El próximo 9 de septiembre, el TPS expirará tras más de dos décadas de vigencia. Este programa, implementado tras los terremotos de 2001 en El Salvador, ha protegido a miles de salvadoreños de la deportación y les ha permitido trabajar legalmente.

La terminación del beneficio no implica deportaciones inmediatas, pero sí la pérdida de derechos laborales y la exposición a la irregularidad migratoria para quienes no han podido regularizar su situación por otras vías.

Luis reconoce que el final del TPS los coloca en un limbo. “Si los papeles se me vencen y no hay para dónde, me toca irme, eso ahí queda. No me gustaría mucho andar escondiéndome y corriendo a cada rato”.

La imposibilidad de acceder a una jubilación agrava su preocupación. “La empresa no da tiempo, sino que el que se jubila, el seguro social le da una cuota mensual, pero siempre y cuando tengas tus papeles activos, no vencidos. Si los tenés vencidos, ese dinero se perdió”.

En casi veintitrés años en suelo estadounidense, Luis no ha reunido los requisitos para otro tipo de residencia. “No, ahí tienes que llenar una serie de requisitos para poder aplicar a otra cosa, como hijos, cónyuge o ser víctima de un delito. Yo no he sido testigo de ningún crimen ni nada, y no tengo hijos aquí tampoco. Entonces, ¿cómo? No lleno ninguno de los requisitos que piden para esto”.

Luis trabaja desde hace más de dos décadas en una fábrica de implementos deportivos y ese empleo le permitió financiar la educación universitaria de sus hijos. (Imagen Ilustrativa Infobae)

La situación migratoria se ha vuelto más hostil con el paso de los años. “Hoy en la actualidad pues están agarrando al que le ven cara de hispano. Tenga o no tenga papeles, lo levantan. Hay gente que solo porque habla español con otro, por eso te agarran”, narra sobre el ambiente. Luis no tiene claro qué haría si regresa a El Salvador. “Lo que sí sé que voy a llegar a ser estorbo a alguien, porque no sé ni qué voy a hacer allá. Ya con la edad que tengo no me van a dar trabajo en una fábrica”.

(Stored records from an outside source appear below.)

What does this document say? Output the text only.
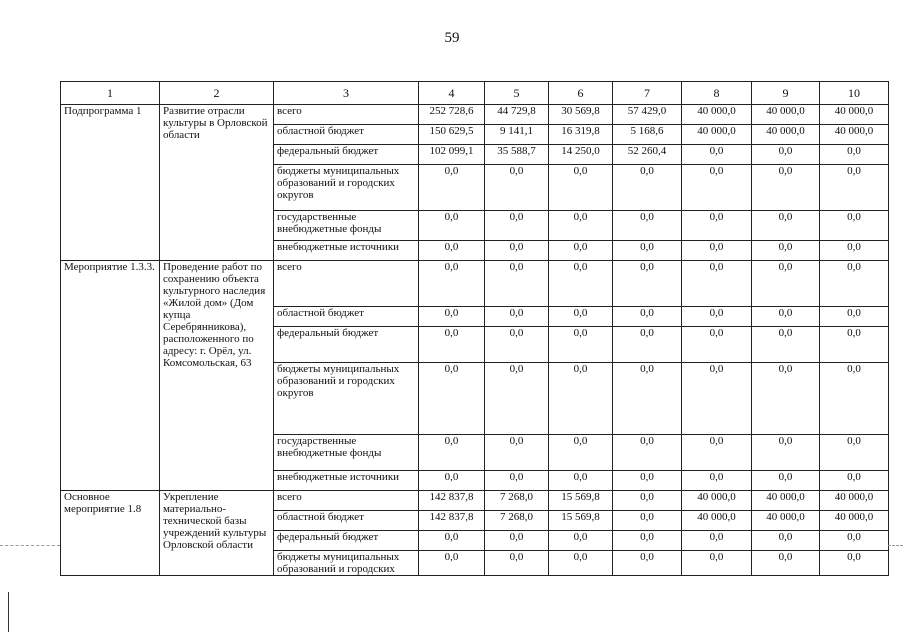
59
1	2	3	4	5	6	7	8	9	10
Подпрограмма 1	Развитие отрасли культуры в Орловской области	всего	252 728,6	44 729,8	30 569,8	57 429,0	40 000,0	40 000,0	40 000,0
		областной бюджет	150 629,5	9 141,1	16 319,8	5 168,6	40 000,0	40 000,0	40 000,0
		федеральный бюджет	102 099,1	35 588,7	14 250,0	52 260,4	0,0	0,0	0,0
		бюджеты муниципальных образований и городских округов	0,0	0,0	0,0	0,0	0,0	0,0	0,0
		государственные внебюджетные фонды	0,0	0,0	0,0	0,0	0,0	0,0	0,0
		внебюджетные источники	0,0	0,0	0,0	0,0	0,0	0,0	0,0
Мероприятие 1.3.3.	Проведение работ по сохранению объекта культурного наследия «Жилой дом» (Дом купца Серебрянникова), расположенного по адресу: г. Орёл, ул. Комсомольская, 63	всего	0,0	0,0	0,0	0,0	0,0	0,0	0,0
		областной бюджет	0,0	0,0	0,0	0,0	0,0	0,0	0,0
		федеральный бюджет	0,0	0,0	0,0	0,0	0,0	0,0	0,0
		бюджеты муниципальных образований и городских округов	0,0	0,0	0,0	0,0	0,0	0,0	0,0
		государственные внебюджетные фонды	0,0	0,0	0,0	0,0	0,0	0,0	0,0
		внебюджетные источники	0,0	0,0	0,0	0,0	0,0	0,0	0,0
Основное мероприятие 1.8	Укрепление материально-технической базы учреждений культуры Орловской области	всего	142 837,8	7 268,0	15 569,8	0,0	40 000,0	40 000,0	40 000,0
		областной бюджет	142 837,8	7 268,0	15 569,8	0,0	40 000,0	40 000,0	40 000,0
		федеральный бюджет	0,0	0,0	0,0	0,0	0,0	0,0	0,0
		бюджеты муниципальных образований и городских	0,0	0,0	0,0	0,0	0,0	0,0	0,0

A la espera de una decisión administrativa, Luis mantiene la esperanza de que la situación migratoria cambie antes de septiembre. “Si saliera algo, dieran otro tiempo más, pues encantado, seguimos aquí. Pero si no, pues ni modo”.

Aunque Luis pudo brindar estudio a sus hijos y construir una vivienda para su regreso debe asegurarse una forma de seguir su vida.